Credit to the private sector encouragingly expended in Q4 This set of statistics shows that overall net new credit to the non financial private sector was positive in Q4 ($319bn annualised), following eight consecutive quarters of substantial credit contraction.
This encouraging bounce back in global credit outstanding over Q4 is the result of contrasted sub-sector developments:
- Credit to non financial corporate businesses
Lending to this sector has actually been substantially positive since Q1 2010 (see chart below), mainly linked to sizable corporate bonds issuance. New credit reached a quite high $413bn annualised in Q4 and, as a % of GDP, settled at 2.8%, already above its long-term average of 2.6%.

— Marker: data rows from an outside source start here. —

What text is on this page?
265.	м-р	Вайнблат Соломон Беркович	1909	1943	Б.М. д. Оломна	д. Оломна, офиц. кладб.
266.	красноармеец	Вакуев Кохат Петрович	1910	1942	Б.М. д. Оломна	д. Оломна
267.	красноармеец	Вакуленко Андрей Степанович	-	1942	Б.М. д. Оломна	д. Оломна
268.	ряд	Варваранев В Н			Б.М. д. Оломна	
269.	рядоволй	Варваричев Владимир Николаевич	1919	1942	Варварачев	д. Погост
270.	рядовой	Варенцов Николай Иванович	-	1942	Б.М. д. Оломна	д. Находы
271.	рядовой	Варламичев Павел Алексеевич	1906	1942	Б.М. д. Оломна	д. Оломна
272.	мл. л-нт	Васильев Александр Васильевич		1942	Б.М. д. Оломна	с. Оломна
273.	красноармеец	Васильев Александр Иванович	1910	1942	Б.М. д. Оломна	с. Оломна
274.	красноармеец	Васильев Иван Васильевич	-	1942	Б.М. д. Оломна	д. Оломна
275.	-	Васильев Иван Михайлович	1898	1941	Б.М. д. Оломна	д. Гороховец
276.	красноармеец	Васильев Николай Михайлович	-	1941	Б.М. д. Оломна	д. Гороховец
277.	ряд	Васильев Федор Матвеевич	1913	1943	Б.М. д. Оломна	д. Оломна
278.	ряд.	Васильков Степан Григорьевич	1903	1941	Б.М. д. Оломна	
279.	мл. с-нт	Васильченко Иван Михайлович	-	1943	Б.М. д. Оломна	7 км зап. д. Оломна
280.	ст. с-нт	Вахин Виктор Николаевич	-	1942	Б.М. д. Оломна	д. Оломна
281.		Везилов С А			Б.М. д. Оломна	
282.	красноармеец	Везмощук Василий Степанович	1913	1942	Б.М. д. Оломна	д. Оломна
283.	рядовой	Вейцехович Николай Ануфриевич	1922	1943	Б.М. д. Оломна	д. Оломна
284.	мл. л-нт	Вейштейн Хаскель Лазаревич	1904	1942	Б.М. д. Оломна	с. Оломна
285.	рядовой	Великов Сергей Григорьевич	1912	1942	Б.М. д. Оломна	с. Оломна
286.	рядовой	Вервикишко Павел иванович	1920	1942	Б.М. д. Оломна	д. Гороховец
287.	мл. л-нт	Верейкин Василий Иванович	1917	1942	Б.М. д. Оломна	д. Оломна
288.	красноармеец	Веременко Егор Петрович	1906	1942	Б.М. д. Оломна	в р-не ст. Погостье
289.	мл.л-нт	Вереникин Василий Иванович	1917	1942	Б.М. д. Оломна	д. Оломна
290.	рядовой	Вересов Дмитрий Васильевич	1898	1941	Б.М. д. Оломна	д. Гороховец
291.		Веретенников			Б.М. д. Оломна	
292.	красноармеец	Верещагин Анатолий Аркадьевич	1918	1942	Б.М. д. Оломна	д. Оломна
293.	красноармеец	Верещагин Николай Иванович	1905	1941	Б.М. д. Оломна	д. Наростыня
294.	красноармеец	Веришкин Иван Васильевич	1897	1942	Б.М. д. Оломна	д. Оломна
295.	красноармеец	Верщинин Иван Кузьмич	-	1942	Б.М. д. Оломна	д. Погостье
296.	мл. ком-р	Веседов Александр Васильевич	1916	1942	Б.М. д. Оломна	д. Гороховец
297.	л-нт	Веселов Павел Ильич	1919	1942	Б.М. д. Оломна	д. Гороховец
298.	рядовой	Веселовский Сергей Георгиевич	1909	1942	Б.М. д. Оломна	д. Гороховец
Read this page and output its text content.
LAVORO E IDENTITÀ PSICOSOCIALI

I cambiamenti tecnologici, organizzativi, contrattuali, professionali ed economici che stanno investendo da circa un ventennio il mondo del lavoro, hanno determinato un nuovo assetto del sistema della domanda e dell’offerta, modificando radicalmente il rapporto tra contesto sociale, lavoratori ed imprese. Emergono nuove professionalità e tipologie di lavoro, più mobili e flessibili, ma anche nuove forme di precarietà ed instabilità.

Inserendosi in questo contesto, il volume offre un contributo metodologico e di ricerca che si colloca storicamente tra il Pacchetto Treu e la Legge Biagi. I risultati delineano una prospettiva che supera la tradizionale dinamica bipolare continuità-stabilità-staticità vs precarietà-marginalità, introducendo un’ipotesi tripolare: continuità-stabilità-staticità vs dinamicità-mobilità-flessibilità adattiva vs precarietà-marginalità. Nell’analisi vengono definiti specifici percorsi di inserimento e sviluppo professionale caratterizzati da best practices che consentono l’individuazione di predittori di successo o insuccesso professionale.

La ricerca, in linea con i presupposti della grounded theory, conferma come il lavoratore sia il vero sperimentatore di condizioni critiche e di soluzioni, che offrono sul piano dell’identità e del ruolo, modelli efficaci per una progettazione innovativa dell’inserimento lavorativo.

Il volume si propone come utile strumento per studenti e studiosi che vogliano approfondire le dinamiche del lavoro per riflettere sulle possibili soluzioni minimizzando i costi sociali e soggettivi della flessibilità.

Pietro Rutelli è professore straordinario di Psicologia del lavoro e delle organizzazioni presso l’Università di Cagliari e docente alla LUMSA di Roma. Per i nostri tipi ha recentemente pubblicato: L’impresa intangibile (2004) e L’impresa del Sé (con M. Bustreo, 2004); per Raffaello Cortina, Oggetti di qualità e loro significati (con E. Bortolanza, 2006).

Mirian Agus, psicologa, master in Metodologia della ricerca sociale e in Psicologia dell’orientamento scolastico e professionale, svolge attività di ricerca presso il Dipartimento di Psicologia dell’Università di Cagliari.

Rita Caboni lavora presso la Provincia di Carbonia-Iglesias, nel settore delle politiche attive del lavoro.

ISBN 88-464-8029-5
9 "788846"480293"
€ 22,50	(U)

- Credit to non financial non corporate businesses
The size of the debt (mainly mortgages) of businesses that are not incorporated is not negligible. The credit outstanding of this sub-sector represents roughly one-third of the total for the entire non financial business sector. Lending to the non corporate business sector has been in deep contraction since Q1 2009 and remained negative in Q4 2010. However, the pace of deleveraging slowed down very substantially over the past few quarters and was almost nil in Q4 2010.
- Credit to households/consumer credit
Consumer credit bounced back very encouragingly in Q4 2010, with net flows being positive for the first time since Q2 2008. Furthermore, for this particular type of credit, comprehensive monthly data are available, and January’s numbers (published last Monday) suggest that net new consumer credit is likely to be even more positive in Q1 2011.
- Credit to households/home mortgages
This remains without a doubt the weaker sub-sector. Deleveraging in the home mortgage sector is continuing almost unabated. These poor developments are obviously linked to prolonged weakness in home sales but also to numerous foreclosures (which actually contribute to reduce the debt outstanding), and the fact that new mortgages are on average smaller than existing mortgages (that are reimbursed on a regular basis), owing to the past sharp fall in house prices. Net new credit is calculating by taking new credit minus reimbursements.
Overall, these data were pretty encouraging. Credit to the non financial private sector expanded in Q4, following eight consecutive quarters of contraction. However, the detailed panorama is pretty contrasted, with lending to the corporate sector already back to “normal”, on one extreme, and mortgage debt still in substantial contraction, on the other extreme.